Q: Will AI ever sound fully human?

A: Possibly. Improvements are likely to narrow the gap, but researchers caution that some elements—like genuine empathy and real-time social intent—may remain distinguishing features of human interaction.

About this AI research news

Author: Nancy Bazilchuk
Source: NTNU
Contact: Nancy Bazilchuk – NTNU
Image: The image is credited to Neuroscience News

Original Research: Open access.
“Can Large Language Models Simulate Spoken Human Conversations?” by Lucas Bietti et al., Cognitive Science


Abstract

Can Large Language Models Simulate Spoken Human Conversations?

Large language models (LLMs) can emulate many aspects of human cognition and are often described as a potential paradigm shift.

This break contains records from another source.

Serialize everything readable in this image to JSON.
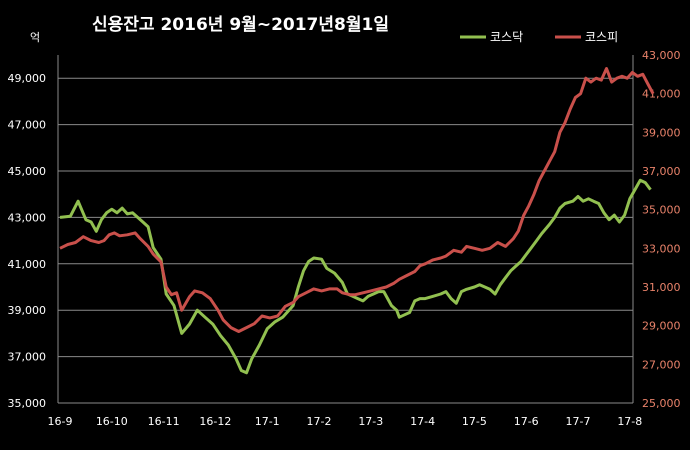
{
  "chart_data": {
    "type": "line",
    "title": "신용잔고 2016년 9월~2017년8월1일",
    "left_axis_unit": "억",
    "left_axis": {
      "min": 35000,
      "max": 50000,
      "ticks": [
        "35,000",
        "37,000",
        "39,000",
        "41,000",
        "43,000",
        "45,000",
        "47,000",
        "49,000"
      ],
      "tick_values": [
        35000,
        37000,
        39000,
        41000,
        43000,
        45000,
        47000,
        49000
      ]
    },
    "right_axis": {
      "min": 25000,
      "max": 43000,
      "ticks": [
        "25,000",
        "27,000",
        "29,000",
        "31,000",
        "33,000",
        "35,000",
        "37,000",
        "39,000",
        "41,000",
        "43,000"
      ],
      "tick_values": [
        25000,
        27000,
        29000,
        31000,
        33000,
        35000,
        37000,
        39000,
        41000,
        43000
      ]
    },
    "x_ticks": [
      "16-9",
      "16-10",
      "16-11",
      "16-12",
      "17-1",
      "17-2",
      "17-3",
      "17-4",
      "17-5",
      "17-6",
      "17-7",
      "17-8"
    ],
    "grid": true,
    "legend_position": "top-right",
    "series": [
      {
        "name": "코스닥",
        "axis": "left",
        "color": "#92c050",
        "points": [
          [
            0.0,
            43000
          ],
          [
            0.2,
            43050
          ],
          [
            0.35,
            43700
          ],
          [
            0.5,
            42900
          ],
          [
            0.6,
            42800
          ],
          [
            0.7,
            42400
          ],
          [
            0.8,
            42900
          ],
          [
            0.9,
            43200
          ],
          [
            1.0,
            43350
          ],
          [
            1.1,
            43200
          ],
          [
            1.2,
            43400
          ],
          [
            1.3,
            43150
          ],
          [
            1.4,
            43200
          ],
          [
            1.5,
            43000
          ],
          [
            1.6,
            42800
          ],
          [
            1.7,
            42600
          ],
          [
            1.8,
            41700
          ],
          [
            1.95,
            41200
          ],
          [
            2.05,
            39700
          ],
          [
            2.2,
            39200
          ],
          [
            2.35,
            38000
          ],
          [
            2.5,
            38400
          ],
          [
            2.65,
            39000
          ],
          [
            2.8,
            38700
          ],
          [
            2.95,
            38400
          ],
          [
            3.1,
            37900
          ],
          [
            3.25,
            37500
          ],
          [
            3.4,
            36900
          ],
          [
            3.5,
            36400
          ],
          [
            3.6,
            36300
          ],
          [
            3.7,
            36900
          ],
          [
            3.85,
            37500
          ],
          [
            4.0,
            38200
          ],
          [
            4.15,
            38500
          ],
          [
            4.3,
            38700
          ],
          [
            4.5,
            39200
          ],
          [
            4.6,
            40000
          ],
          [
            4.7,
            40700
          ],
          [
            4.8,
            41100
          ],
          [
            4.9,
            41250
          ],
          [
            5.05,
            41200
          ],
          [
            5.15,
            40800
          ],
          [
            5.3,
            40600
          ],
          [
            5.45,
            40200
          ],
          [
            5.55,
            39700
          ],
          [
            5.65,
            39600
          ],
          [
            5.75,
            39500
          ],
          [
            5.85,
            39400
          ],
          [
            5.95,
            39600
          ],
          [
            6.05,
            39700
          ],
          [
            6.15,
            39800
          ],
          [
            6.25,
            39800
          ],
          [
            6.4,
            39200
          ],
          [
            6.5,
            39000
          ],
          [
            6.55,
            38700
          ],
          [
            6.65,
            38800
          ],
          [
            6.75,
            38900
          ],
          [
            6.85,
            39400
          ],
          [
            6.95,
            39500
          ],
          [
            7.05,
            39500
          ],
          [
            7.2,
            39600
          ],
          [
            7.35,
            39700
          ],
          [
            7.45,
            39800
          ],
          [
            7.55,
            39500
          ],
          [
            7.65,
            39300
          ],
          [
            7.75,
            39800
          ],
          [
            7.85,
            39900
          ],
          [
            8.0,
            40000
          ],
          [
            8.1,
            40100
          ],
          [
            8.2,
            40000
          ],
          [
            8.3,
            39900
          ],
          [
            8.4,
            39700
          ],
          [
            8.5,
            40100
          ],
          [
            8.6,
            40400
          ],
          [
            8.7,
            40700
          ],
          [
            8.8,
            40900
          ],
          [
            8.9,
            41100
          ],
          [
            9.0,
            41400
          ],
          [
            9.1,
            41700
          ],
          [
            9.2,
            42000
          ],
          [
            9.3,
            42300
          ],
          [
            9.45,
            42700
          ],
          [
            9.55,
            43000
          ],
          [
            9.65,
            43400
          ],
          [
            9.75,
            43600
          ],
          [
            9.9,
            43700
          ],
          [
            10.0,
            43900
          ],
          [
            10.1,
            43700
          ],
          [
            10.2,
            43800
          ],
          [
            10.3,
            43700
          ],
          [
            10.4,
            43600
          ],
          [
            10.5,
            43200
          ],
          [
            10.6,
            42900
          ],
          [
            10.7,
            43100
          ],
          [
            10.8,
            42800
          ],
          [
            10.9,
            43100
          ],
          [
            11.0,
            43800
          ],
          [
            11.1,
            44200
          ],
          [
            11.2,
            44600
          ],
          [
            11.3,
            44500
          ],
          [
            11.4,
            44200
          ]
        ]
      },
      {
        "name": "코스피",
        "axis": "right",
        "color": "#c9504b",
        "points": [
          [
            0.0,
            33000
          ],
          [
            0.15,
            33200
          ],
          [
            0.3,
            33300
          ],
          [
            0.45,
            33600
          ],
          [
            0.6,
            33400
          ],
          [
            0.75,
            33300
          ],
          [
            0.85,
            33400
          ],
          [
            0.95,
            33700
          ],
          [
            1.05,
            33800
          ],
          [
            1.15,
            33650
          ],
          [
            1.3,
            33700
          ],
          [
            1.45,
            33800
          ],
          [
            1.55,
            33500
          ],
          [
            1.7,
            33100
          ],
          [
            1.8,
            32700
          ],
          [
            1.95,
            32300
          ],
          [
            2.05,
            31000
          ],
          [
            2.15,
            30600
          ],
          [
            2.25,
            30700
          ],
          [
            2.35,
            29800
          ],
          [
            2.5,
            30500
          ],
          [
            2.6,
            30800
          ],
          [
            2.75,
            30700
          ],
          [
            2.9,
            30400
          ],
          [
            3.05,
            29800
          ],
          [
            3.15,
            29300
          ],
          [
            3.3,
            28900
          ],
          [
            3.45,
            28700
          ],
          [
            3.6,
            28900
          ],
          [
            3.75,
            29100
          ],
          [
            3.9,
            29500
          ],
          [
            4.05,
            29400
          ],
          [
            4.2,
            29500
          ],
          [
            4.35,
            30000
          ],
          [
            4.5,
            30200
          ],
          [
            4.6,
            30500
          ],
          [
            4.75,
            30700
          ],
          [
            4.9,
            30900
          ],
          [
            5.05,
            30800
          ],
          [
            5.2,
            30900
          ],
          [
            5.35,
            30900
          ],
          [
            5.45,
            30700
          ],
          [
            5.6,
            30600
          ],
          [
            5.7,
            30600
          ],
          [
            5.85,
            30700
          ],
          [
            6.0,
            30800
          ],
          [
            6.15,
            30900
          ],
          [
            6.3,
            31000
          ],
          [
            6.45,
            31200
          ],
          [
            6.55,
            31400
          ],
          [
            6.7,
            31600
          ],
          [
            6.85,
            31800
          ],
          [
            6.95,
            32100
          ],
          [
            7.05,
            32200
          ],
          [
            7.2,
            32400
          ],
          [
            7.35,
            32500
          ],
          [
            7.45,
            32600
          ],
          [
            7.6,
            32900
          ],
          [
            7.75,
            32800
          ],
          [
            7.85,
            33100
          ],
          [
            8.0,
            33000
          ],
          [
            8.15,
            32900
          ],
          [
            8.3,
            33000
          ],
          [
            8.45,
            33300
          ],
          [
            8.6,
            33100
          ],
          [
            8.75,
            33500
          ],
          [
            8.85,
            33900
          ],
          [
            8.95,
            34700
          ],
          [
            9.05,
            35200
          ],
          [
            9.15,
            35800
          ],
          [
            9.25,
            36500
          ],
          [
            9.35,
            37000
          ],
          [
            9.45,
            37500
          ],
          [
            9.55,
            38000
          ],
          [
            9.65,
            39000
          ],
          [
            9.75,
            39500
          ],
          [
            9.85,
            40200
          ],
          [
            9.95,
            40800
          ],
          [
            10.05,
            41000
          ],
          [
            10.15,
            41800
          ],
          [
            10.25,
            41600
          ],
          [
            10.35,
            41800
          ],
          [
            10.45,
            41700
          ],
          [
            10.55,
            42300
          ],
          [
            10.65,
            41600
          ],
          [
            10.75,
            41800
          ],
          [
            10.85,
            41900
          ],
          [
            10.95,
            41800
          ],
          [
            11.05,
            42100
          ],
          [
            11.15,
            41900
          ],
          [
            11.25,
            42000
          ],
          [
            11.35,
            41500
          ],
          [
            11.45,
            41000
          ]
        ]
      }
    ]
  }
}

While they perform well in chat-style exchanges, their ability to replicate spoken conversation is less understood. This research examined whether LLMs can simulate spoken human conversation by comparing transcripts from the Switchboard telephone corpus with transcripts generated by GPT-4, Claude Sonnet 3.5, Vicuna, and Wayfarer under prompts intended to mirror Switchboard instructions.

The analysis focused on alignment (conceptual, syntactic, lexical), use of coordination markers (discourse markers and filler words), and coordination of openings and closings. Study 1 documented both quantitative and qualitative differences, including exaggerated alignment and atypical use of coordination markers. Study 2 tested whether humans could distinguish LLM transcripts from human transcripts; LLM conversations did not consistently pass for human conversations. The findings indicate that spoken conversations generated by LLMs remain both qualitatively and quantitatively distinct from human speech. While future models and targeted training on spoken interaction could reduce these gaps, fundamental differences between chat-based generation and real-time spoken interaction may continue to present challenges.